Layard, the discoverer of the monuments of Nineveh, was an articled clerk in a London solicitor’s office; and Sir William Armstrong, the inventor of hydraulic machinery and of the Armstrong ordnance, was also trained to the law and practised for some time as an attorney. Milton was the son of a London scrivener, and Pope and Southey were the sons of linendrapers.
Professor Wilson was the son of a Paisley manufacturer, and Lord Macaulay of an African merchant. Keats was a druggist, and Sir Humphry Davy a country apothecary’s apprentice. Speaking of himself, Davy once said, “What I am I have made myself: I say this without vanity, and in pure simplicity of heart.”
Richard Owen, the Newton of Natural History, began life as a midshipman, and did not enter upon the line of scientific research in which he has since become so distinguished, until comparatively late in life. He laid the foundations of his great knowledge while occupied in cataloguing the magnificent museum accumulated by the industry of John Hunter, a work which occupied him at the College of Surgeons during a period of about ten years.

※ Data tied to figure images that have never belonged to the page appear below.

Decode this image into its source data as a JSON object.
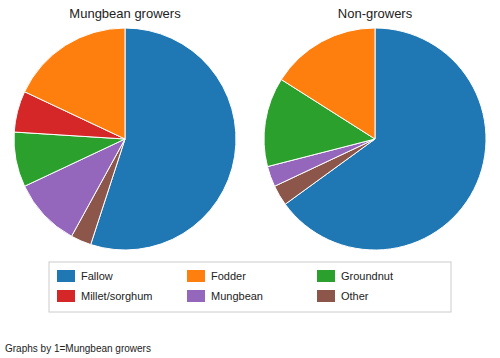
{
  "chart_data": [
    {
      "type": "pie",
      "title": "Mungbean growers",
      "categories": [
        "Fallow",
        "Other",
        "Mungbean",
        "Groundnut",
        "Millet/sorghum",
        "Fodder"
      ],
      "values": [
        55,
        3,
        10,
        8,
        6,
        18
      ],
      "legend": "bottom",
      "annotations": [
        "Graphs by 1=Mungbean growers"
      ]
    },
    {
      "type": "pie",
      "title": "Non-growers",
      "categories": [
        "Fallow",
        "Other",
        "Mungbean",
        "Groundnut",
        "Fodder"
      ],
      "values": [
        65,
        3,
        3,
        13,
        16
      ],
      "legend": "bottom"
    }
  ]
}
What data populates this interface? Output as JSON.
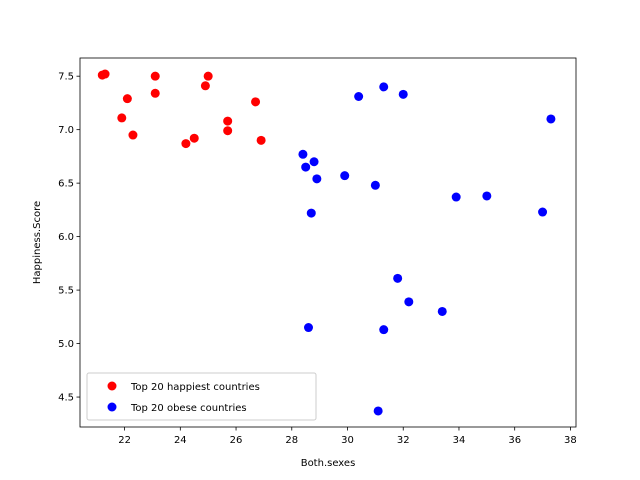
{
  "chart_data": {
    "type": "scatter",
    "title": "",
    "xlabel": "Both.sexes",
    "ylabel": "Happiness.Score",
    "xlim": [
      20.4,
      38.2
    ],
    "ylim": [
      4.22,
      7.67
    ],
    "xticks": [
      22,
      24,
      26,
      28,
      30,
      32,
      34,
      36,
      38
    ],
    "yticks": [
      4.5,
      5.0,
      5.5,
      6.0,
      6.5,
      7.0,
      7.5
    ],
    "xtick_labels": [
      "22",
      "24",
      "26",
      "28",
      "30",
      "32",
      "34",
      "36",
      "38"
    ],
    "ytick_labels": [
      "4.5",
      "5.0",
      "5.5",
      "6.0",
      "6.5",
      "7.0",
      "7.5"
    ],
    "grid": false,
    "legend_position": "lower-left",
    "series": [
      {
        "name": "Top 20 happiest countries",
        "color": "#ff0000",
        "points": [
          [
            21.2,
            7.51
          ],
          [
            21.3,
            7.52
          ],
          [
            23.1,
            7.5
          ],
          [
            25.0,
            7.5
          ],
          [
            24.9,
            7.41
          ],
          [
            23.1,
            7.34
          ],
          [
            22.1,
            7.29
          ],
          [
            26.7,
            7.26
          ],
          [
            21.9,
            7.11
          ],
          [
            25.7,
            7.08
          ],
          [
            25.7,
            6.99
          ],
          [
            22.3,
            6.95
          ],
          [
            24.5,
            6.92
          ],
          [
            26.9,
            6.9
          ],
          [
            24.2,
            6.87
          ]
        ]
      },
      {
        "name": "Top 20 obese countries",
        "color": "#0000ff",
        "points": [
          [
            31.3,
            7.4
          ],
          [
            32.0,
            7.33
          ],
          [
            30.4,
            7.31
          ],
          [
            37.3,
            7.1
          ],
          [
            28.4,
            6.77
          ],
          [
            28.8,
            6.7
          ],
          [
            28.5,
            6.65
          ],
          [
            29.9,
            6.57
          ],
          [
            28.9,
            6.54
          ],
          [
            31.0,
            6.48
          ],
          [
            35.0,
            6.38
          ],
          [
            33.9,
            6.37
          ],
          [
            37.0,
            6.23
          ],
          [
            28.7,
            6.22
          ],
          [
            31.8,
            5.61
          ],
          [
            32.2,
            5.39
          ],
          [
            33.4,
            5.3
          ],
          [
            28.6,
            5.15
          ],
          [
            31.3,
            5.13
          ],
          [
            31.1,
            4.37
          ]
        ]
      }
    ]
  }
}
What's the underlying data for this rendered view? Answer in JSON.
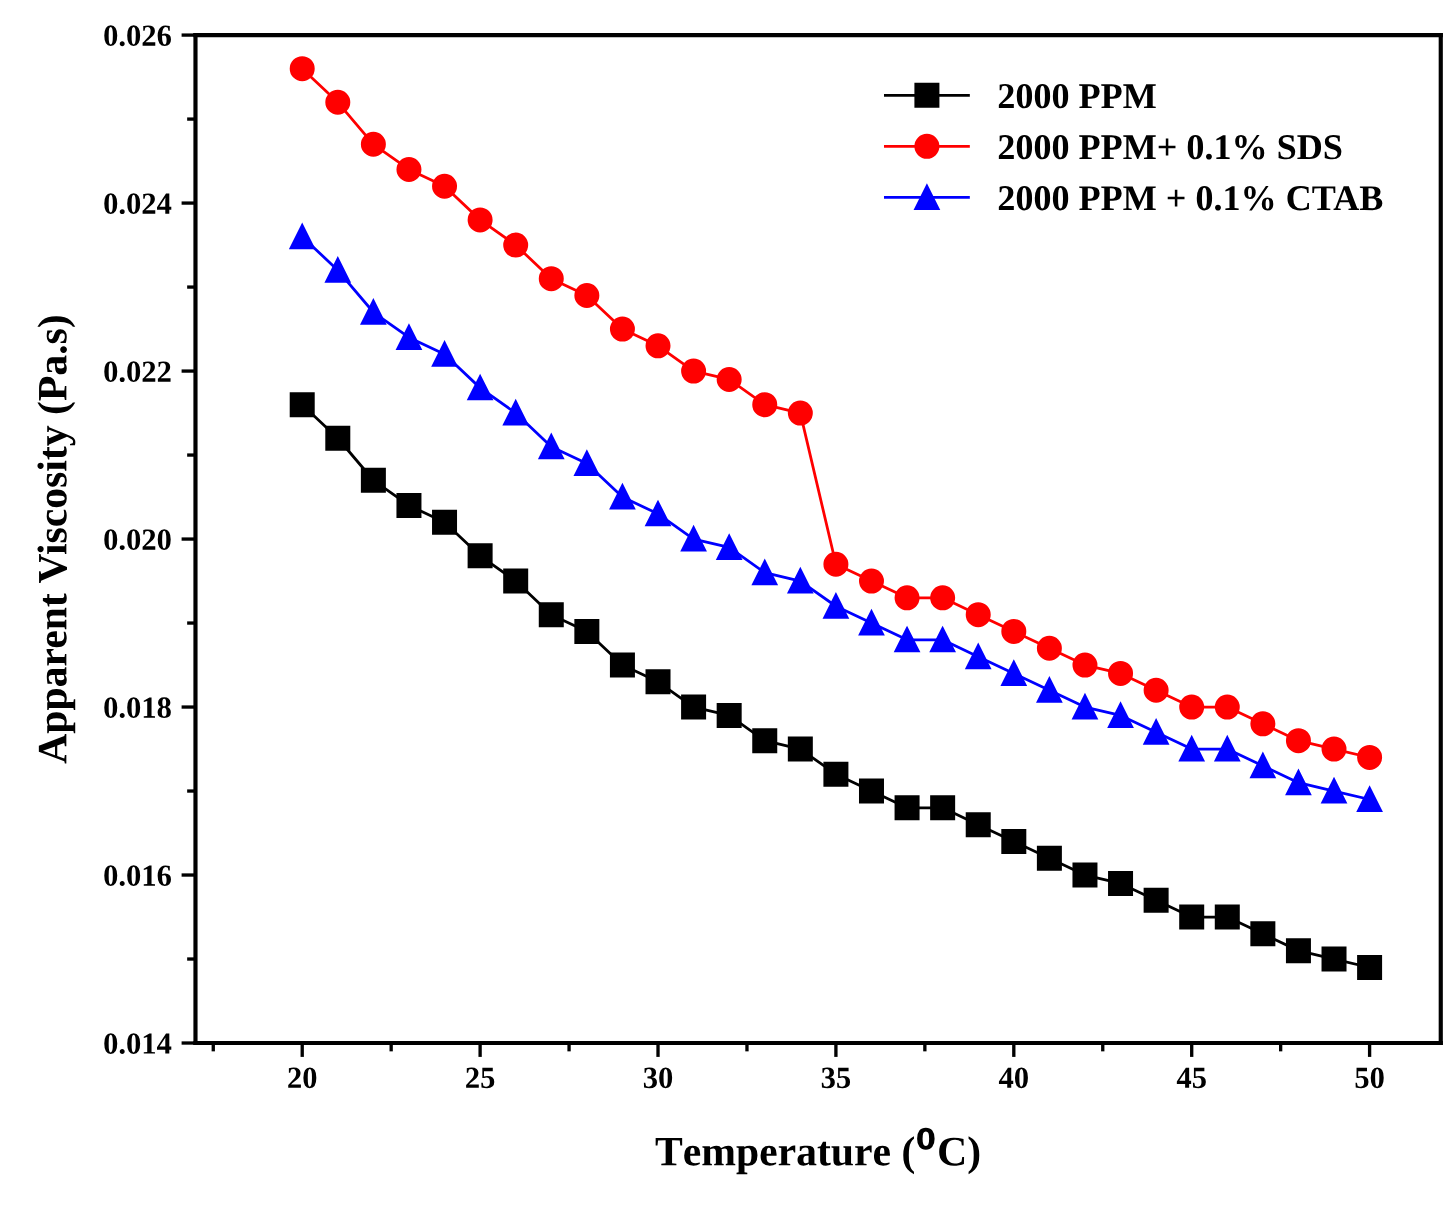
{
  "chart_data": {
    "type": "line",
    "xlabel": "Temperature ($^{0}$C)",
    "ylabel": "Apparent Viscosity (Pa.s)",
    "x": [
      20,
      21,
      22,
      23,
      24,
      25,
      26,
      27,
      28,
      29,
      30,
      31,
      32,
      33,
      34,
      35,
      36,
      37,
      38,
      39,
      40,
      41,
      42,
      43,
      44,
      45,
      46,
      47,
      48,
      49,
      50
    ],
    "series": [
      {
        "name": "2000 PPM",
        "color": "#000000",
        "marker": "square",
        "values": [
          0.0216,
          0.0212,
          0.0207,
          0.0204,
          0.0202,
          0.0198,
          0.0195,
          0.0191,
          0.0189,
          0.0185,
          0.0183,
          0.018,
          0.0179,
          0.0176,
          0.0175,
          0.0172,
          0.017,
          0.0168,
          0.0168,
          0.0166,
          0.0164,
          0.0162,
          0.016,
          0.0159,
          0.0157,
          0.0155,
          0.0155,
          0.0153,
          0.0151,
          0.015,
          0.0149
        ]
      },
      {
        "name": "2000 PPM+ 0.1% SDS",
        "color": "#ff0000",
        "marker": "circle",
        "values": [
          0.0256,
          0.0252,
          0.0247,
          0.0244,
          0.0242,
          0.0238,
          0.0235,
          0.0231,
          0.0229,
          0.0225,
          0.0223,
          0.022,
          0.0219,
          0.0216,
          0.0215,
          0.0197,
          0.0195,
          0.0193,
          0.0193,
          0.0191,
          0.0189,
          0.0187,
          0.0185,
          0.0184,
          0.0182,
          0.018,
          0.018,
          0.0178,
          0.0176,
          0.0175,
          0.0174
        ]
      },
      {
        "name": "2000 PPM + 0.1% CTAB",
        "color": "#0000ff",
        "marker": "triangle",
        "values": [
          0.0236,
          0.0232,
          0.0227,
          0.0224,
          0.0222,
          0.0218,
          0.0215,
          0.0211,
          0.0209,
          0.0205,
          0.0203,
          0.02,
          0.0199,
          0.0196,
          0.0195,
          0.0192,
          0.019,
          0.0188,
          0.0188,
          0.0186,
          0.0184,
          0.0182,
          0.018,
          0.0179,
          0.0177,
          0.0175,
          0.0175,
          0.0173,
          0.0171,
          0.017,
          0.0169
        ]
      }
    ],
    "xlim": [
      17,
      52
    ],
    "ylim": [
      0.014,
      0.026
    ],
    "xticks": [
      20,
      25,
      30,
      35,
      40,
      45,
      50
    ],
    "yticks": [
      {
        "value": 0.014,
        "label": "0.014"
      },
      {
        "value": 0.016,
        "label": "0.016"
      },
      {
        "value": 0.018,
        "label": "0.018"
      },
      {
        "value": 0.02,
        "label": "0.020"
      },
      {
        "value": 0.022,
        "label": "0.022"
      },
      {
        "value": 0.024,
        "label": "0.024"
      },
      {
        "value": 0.026,
        "label": "0.026"
      }
    ],
    "legend": "top right",
    "grid": false,
    "line_style": "solid"
  }
}
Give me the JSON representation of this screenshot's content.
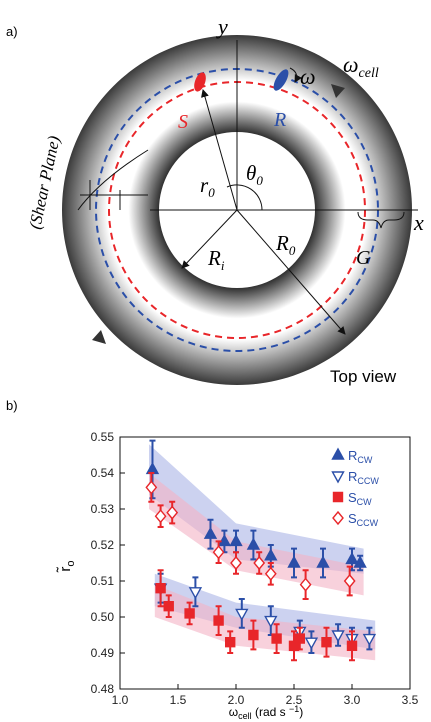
{
  "panel_a": {
    "label": "a)",
    "y_axis": "y",
    "x_axis": "x",
    "omega": "ω",
    "omega_cell": [
      "ω",
      "cell"
    ],
    "S": "S",
    "R": "R",
    "shear_plane": "(Shear Plane)",
    "r0": [
      "r",
      "0"
    ],
    "theta0": [
      "θ",
      "0"
    ],
    "Ri": [
      "R",
      "i"
    ],
    "R0": [
      "R",
      "0"
    ],
    "G": "G",
    "top_view": "Top view"
  },
  "chart_data": {
    "type": "scatter",
    "label": "b)",
    "x_label": [
      "ω",
      "cell",
      " (rad s ",
      "−1",
      ")"
    ],
    "y_label": [
      "r̃",
      "o"
    ],
    "xlim": [
      1.0,
      3.5
    ],
    "xticks": [
      {
        "value": 1.0,
        "label": "1.0"
      },
      1.5,
      {
        "value": 2.0,
        "label": "2.0"
      },
      2.5,
      {
        "value": 3.0,
        "label": "3.0"
      },
      3.5
    ],
    "ylim": [
      0.48,
      0.55
    ],
    "yticks": [
      0.48,
      0.49,
      {
        "value": 0.5,
        "label": "0.50"
      },
      0.51,
      0.52,
      0.53,
      0.54,
      0.55
    ],
    "series": [
      {
        "name": "R",
        "subscript": "CW",
        "color": "#2b4fa8",
        "marker": "triangle-up",
        "filled": true,
        "x": [
          1.28,
          1.78,
          1.9,
          2.0,
          2.15,
          2.3,
          2.5,
          2.75,
          3.0,
          3.07
        ],
        "values": [
          0.541,
          0.523,
          0.521,
          0.521,
          0.52,
          0.517,
          0.515,
          0.515,
          0.516,
          0.515
        ],
        "errors": [
          0.008,
          0.004,
          0.003,
          0.003,
          0.004,
          0.003,
          0.004,
          0.004,
          0.003,
          0.002
        ]
      },
      {
        "name": "R",
        "subscript": "CCW",
        "color": "#2b4fa8",
        "marker": "triangle-down",
        "filled": false,
        "x": [
          1.35,
          1.65,
          2.05,
          2.3,
          2.55,
          2.65,
          2.88,
          3.0,
          3.15
        ],
        "values": [
          0.508,
          0.507,
          0.501,
          0.499,
          0.496,
          0.493,
          0.495,
          0.494,
          0.494
        ],
        "errors": [
          0.004,
          0.004,
          0.004,
          0.004,
          0.003,
          0.003,
          0.003,
          0.003,
          0.003
        ]
      },
      {
        "name": "S",
        "subscript": "CW",
        "color": "#e8262a",
        "marker": "square",
        "filled": true,
        "x": [
          1.35,
          1.42,
          1.6,
          1.85,
          1.95,
          2.15,
          2.35,
          2.5,
          2.55,
          2.78,
          3.0
        ],
        "values": [
          0.508,
          0.503,
          0.501,
          0.499,
          0.493,
          0.495,
          0.494,
          0.492,
          0.494,
          0.493,
          0.492
        ],
        "errors": [
          0.005,
          0.003,
          0.003,
          0.004,
          0.003,
          0.004,
          0.004,
          0.004,
          0.003,
          0.004,
          0.004
        ]
      },
      {
        "name": "S",
        "subscript": "CCW",
        "color": "#e8262a",
        "marker": "diamond",
        "filled": false,
        "x": [
          1.27,
          1.35,
          1.45,
          1.85,
          2.0,
          2.2,
          2.3,
          2.6,
          2.98
        ],
        "values": [
          0.536,
          0.528,
          0.529,
          0.518,
          0.515,
          0.515,
          0.512,
          0.509,
          0.51
        ],
        "errors": [
          0.004,
          0.003,
          0.003,
          0.003,
          0.003,
          0.003,
          0.003,
          0.004,
          0.004
        ]
      }
    ],
    "bands": [
      {
        "color": "#aab4e6",
        "x": [
          1.25,
          2.0,
          3.1
        ],
        "lower": [
          0.534,
          0.516,
          0.512
        ],
        "upper": [
          0.548,
          0.526,
          0.519
        ]
      },
      {
        "color": "#f4b3c4",
        "x": [
          1.25,
          2.0,
          3.1
        ],
        "lower": [
          0.53,
          0.513,
          0.506
        ],
        "upper": [
          0.54,
          0.521,
          0.514
        ]
      },
      {
        "color": "#aab4e6",
        "x": [
          1.3,
          2.0,
          3.2
        ],
        "lower": [
          0.503,
          0.497,
          0.491
        ],
        "upper": [
          0.512,
          0.504,
          0.499
        ]
      },
      {
        "color": "#f4b3c4",
        "x": [
          1.3,
          2.0,
          3.2
        ],
        "lower": [
          0.5,
          0.492,
          0.488
        ],
        "upper": [
          0.509,
          0.5,
          0.496
        ]
      }
    ]
  }
}
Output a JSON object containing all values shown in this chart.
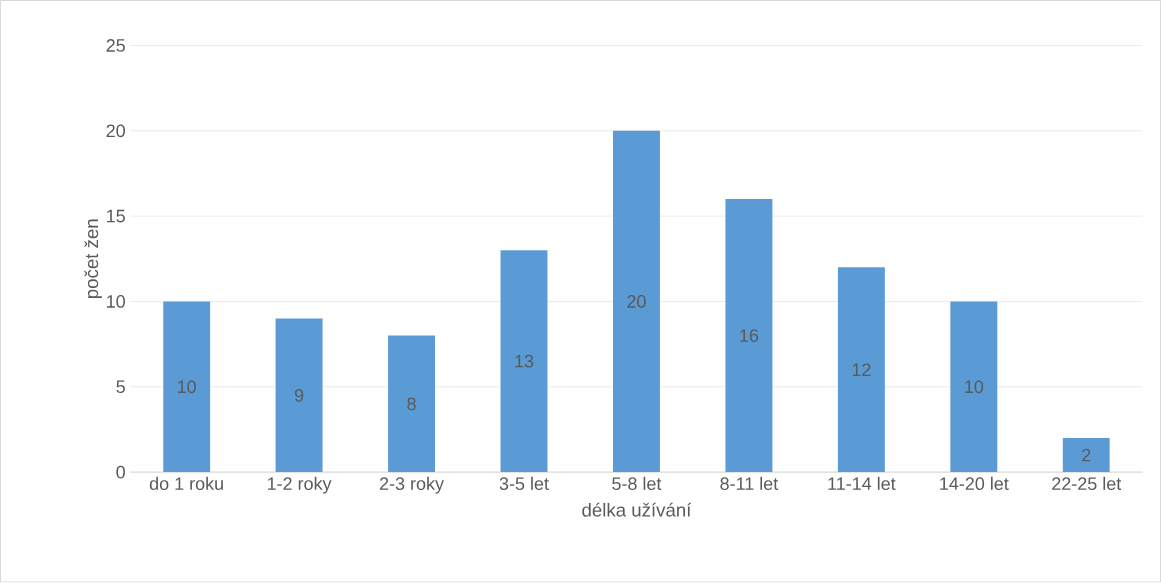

Foreign not less than English biography abounds in illustrations of men who have glorified the lot of poverty by their labours and their genius. In Art we find Claude, the son of a pastrycook; Geefs, of a baker; Leopold Robert, of a watchmaker; and Haydn, of a wheelwright; whilst Daguerre was a scene-painter at the Opera. The father of Gregory VII. was a carpenter; of Sextus V., a shepherd; and of Adrian VI., a poor bargeman.
When a boy, Adrian, unable to pay for a light by which to study, was accustomed to prepare his lessons by the light of the lamps in the streets and the church porches, exhibiting a degree of patience and industry which were the certain forerunners of his future distinction.
Of like humble origin were Hauy, the mineralogist, who was the son of a weaver of Saint-Just; Hautefeuille, the mechanician, of a baker at Orleans; Joseph Fourier, the mathematician, of a tailor at Auxerre; Durand, the architect, of a Paris shoemaker; and Gesner, the naturalist, of a skinner or worker in hides, at Zurich. This last began his career under all the disadvantages attendant on poverty, sickness, and domestic calamity; none of which, however, were sufficient to damp his courage or hinder his progress.